Fibers are really powerful and nicely separated. Every fiber has its own stack, interpreter and that is how it executes the IO program.
There is also one interesting thing about Fibers. They can be garbage collected. Let’s imaging a Fiber that runs infinitely. If it does not do any work at a particular time and there is no way to reach it from other components then it can be actually garbage collected. No memory leaks. Threads need to be shutdown and managed carefully in such case.

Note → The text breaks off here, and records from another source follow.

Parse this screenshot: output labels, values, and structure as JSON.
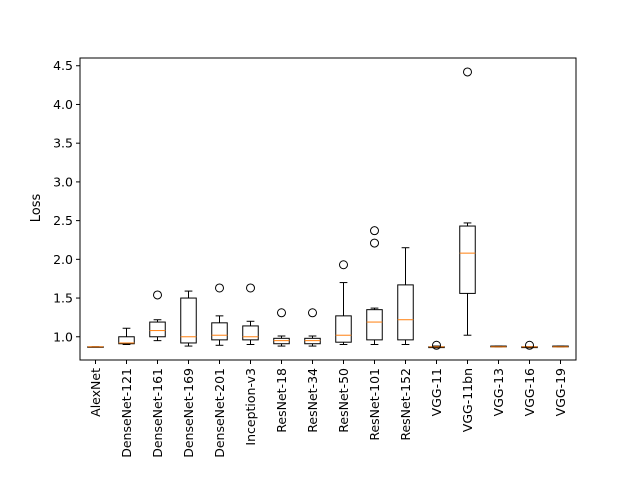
{
  "chart_data": {
    "type": "box",
    "title": "",
    "xlabel": "",
    "ylabel": "Loss",
    "ylim": [
      0.7,
      4.6
    ],
    "yticks": [
      1.0,
      1.5,
      2.0,
      2.5,
      3.0,
      3.5,
      4.0,
      4.5
    ],
    "ytick_labels": [
      "1.0",
      "1.5",
      "2.0",
      "2.5",
      "3.0",
      "3.5",
      "4.0",
      "4.5"
    ],
    "categories": [
      "AlexNet",
      "DenseNet-121",
      "DenseNet-161",
      "DenseNet-169",
      "DenseNet-201",
      "Inception-v3",
      "ResNet-18",
      "ResNet-34",
      "ResNet-50",
      "ResNet-101",
      "ResNet-152",
      "VGG-11",
      "VGG-11bn",
      "VGG-13",
      "VGG-16",
      "VGG-19"
    ],
    "boxes": [
      {
        "whisker_low": 0.87,
        "q1": 0.87,
        "median": 0.87,
        "q3": 0.87,
        "whisker_high": 0.87,
        "outliers": []
      },
      {
        "whisker_low": 0.9,
        "q1": 0.91,
        "median": 0.92,
        "q3": 1.0,
        "whisker_high": 1.11,
        "outliers": []
      },
      {
        "whisker_low": 0.95,
        "q1": 1.0,
        "median": 1.08,
        "q3": 1.19,
        "whisker_high": 1.22,
        "outliers": [
          1.54
        ]
      },
      {
        "whisker_low": 0.88,
        "q1": 0.92,
        "median": 1.0,
        "q3": 1.5,
        "whisker_high": 1.59,
        "outliers": []
      },
      {
        "whisker_low": 0.89,
        "q1": 0.96,
        "median": 1.02,
        "q3": 1.18,
        "whisker_high": 1.27,
        "outliers": [
          1.63
        ]
      },
      {
        "whisker_low": 0.9,
        "q1": 0.96,
        "median": 1.0,
        "q3": 1.14,
        "whisker_high": 1.2,
        "outliers": [
          1.63
        ]
      },
      {
        "whisker_low": 0.88,
        "q1": 0.91,
        "median": 0.95,
        "q3": 0.98,
        "whisker_high": 1.01,
        "outliers": [
          1.31
        ]
      },
      {
        "whisker_low": 0.88,
        "q1": 0.91,
        "median": 0.95,
        "q3": 0.98,
        "whisker_high": 1.01,
        "outliers": [
          1.31
        ]
      },
      {
        "whisker_low": 0.9,
        "q1": 0.93,
        "median": 1.02,
        "q3": 1.27,
        "whisker_high": 1.7,
        "outliers": [
          1.93
        ]
      },
      {
        "whisker_low": 0.9,
        "q1": 0.96,
        "median": 1.19,
        "q3": 1.35,
        "whisker_high": 1.37,
        "outliers": [
          2.21,
          2.37
        ]
      },
      {
        "whisker_low": 0.9,
        "q1": 0.96,
        "median": 1.22,
        "q3": 1.67,
        "whisker_high": 2.15,
        "outliers": []
      },
      {
        "whisker_low": 0.86,
        "q1": 0.86,
        "median": 0.87,
        "q3": 0.87,
        "whisker_high": 0.88,
        "outliers": [
          0.89
        ]
      },
      {
        "whisker_low": 1.02,
        "q1": 1.56,
        "median": 2.08,
        "q3": 2.43,
        "whisker_high": 2.47,
        "outliers": [
          4.42
        ]
      },
      {
        "whisker_low": 0.87,
        "q1": 0.87,
        "median": 0.87,
        "q3": 0.88,
        "whisker_high": 0.88,
        "outliers": []
      },
      {
        "whisker_low": 0.86,
        "q1": 0.86,
        "median": 0.87,
        "q3": 0.87,
        "whisker_high": 0.87,
        "outliers": [
          0.89
        ]
      },
      {
        "whisker_low": 0.87,
        "q1": 0.87,
        "median": 0.87,
        "q3": 0.88,
        "whisker_high": 0.88,
        "outliers": []
      }
    ],
    "grid": false,
    "colors": {
      "box": "#000000",
      "median": "#ff7f0e",
      "outlier": "#000000",
      "axes": "#000000"
    }
  }
}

Let’s see how we can use Fibers. Imagine a situation when we have two functions:
- validate – it does complex data validation
- processData – it does complex and time consuming data processing
We would like to start the validation and processing data at the same time. If the validation is successful then the processing continues. If the validation fails then we stop processing. Implementing it with ZIO and Fibers is pretty straightforward:
val result = for { processDataFiber <- processData(data).fork validateDataFiber <- validateData(data).fork isValid <- validateDataFiber.join _ <- if (!isValid) processDataFiber.interrupt else IO.unit processingResult <- processDataFiber.join } yield processingResult
It starts processing and validating the data in lines (2) and (3). fork function returns an effect that forks this effect into a separate fiber. This fiber is returned immediately. In line (4) the fiber is joined, which suspends the joining fiber until the result of the fiber has been determined. If the validation result is false
then we stop the processData
fiber immediately, else we continue. Then in line (7) we wait for finishing the data processing.

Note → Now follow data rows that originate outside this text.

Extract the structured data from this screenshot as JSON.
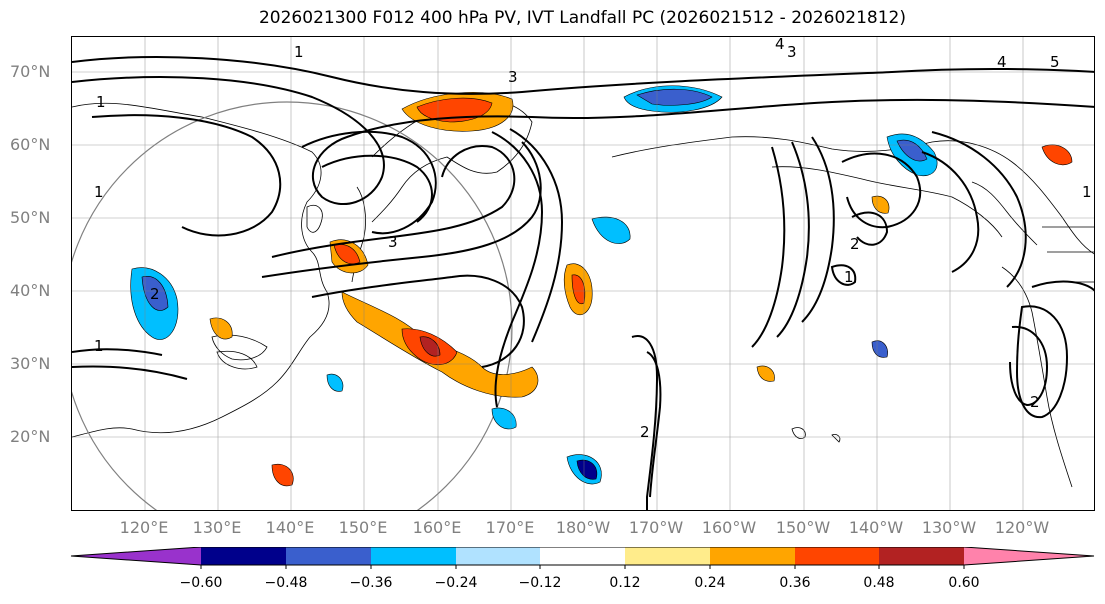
{
  "title": "2026021300 F012 400 hPa PV, IVT Landfall PC (2026021512 - 2026021812)",
  "map": {
    "lat_labels": [
      "70°N",
      "60°N",
      "50°N",
      "40°N",
      "30°N",
      "20°N"
    ],
    "lon_labels": [
      "120°E",
      "130°E",
      "140°E",
      "150°E",
      "160°E",
      "170°E",
      "180°W",
      "170°W",
      "160°W",
      "150°W",
      "140°W",
      "130°W",
      "120°W"
    ],
    "contour_labels": [
      "1",
      "1",
      "1",
      "1",
      "2",
      "2",
      "2",
      "3",
      "3",
      "3",
      "4",
      "4",
      "5",
      "1",
      "2",
      "1"
    ]
  },
  "colorbar": {
    "colors": [
      "#9932CC",
      "#00008B",
      "#3A5FCD",
      "#00BFFF",
      "#B0E2FF",
      "#FFFFFF",
      "#FFEC8B",
      "#FFA500",
      "#FF4500",
      "#B22222",
      "#FF82AB"
    ],
    "tick_labels": [
      "−0.60",
      "−0.48",
      "−0.36",
      "−0.24",
      "−0.12",
      "0.12",
      "0.24",
      "0.36",
      "0.48",
      "0.60"
    ]
  }
}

This looks like the code that should run immediately, the same as similar code using Scala Futures. However, this is not the case for ZIO. In the above program we describe the functionality but we do not say how to run it. Running part is defined as late as possible. This feature also makes it pure functional. We can create a runtime and pass it around to run the effects:
val runtime = new DefaultRuntime {} runtime.unsafeRun(DataProcessor.process())
Having the basic knowledge, we can write benchmarks we wrote with Scala Future before using the ZIO library.
The code can be found here:
Here are the results:
[info] Result "com.dblazejewski.benchmark.zio.ZioMathTanBenchmark.zioForComprehensionTestCase": [info] 1090.656 ±(99.9%) 79.370 ns/op [Average] [info] (min, avg, max) = (1007.467, 1090.656, 1164.134), stdev = 52.498 [info] CI (99.9%): [1011.286, 1170.026] (assumes normal distribution)
The performance difference is enormous. It only confirms what was already published by John A. De Goes on Twitter some time ago:
I am not going to dive in this post into the details of using ZIO library. There are already great resources provided:
- the ZIO website: https://zio.dev/
- blog post by Adam Warski
- A Tour of ZIO by John A. De Goes
- Functional Scala - Modern Data Driven Applications with ZIO Streams by Itamar Ravid
Conclusion
Scala Future was a very good improvement of poor Java Future. When jumping from Java to Scala it was so huge difference in "developer-friendliness" that every come back to Java was a real pain.
However the more you dive into functional programming the more limitations of the Scala Future you see. Lack of referential transparency, accidental sequentiality, ExecutionContext are only a few of those limitations.
ZIO is still in the early stage but I am sure it will really shine in the future. Also the trend that is happening in the Scala ecosystem these days where there is shift from the early object-functional programming to current purely functional programming will also favour purely functional solutions like ZIO.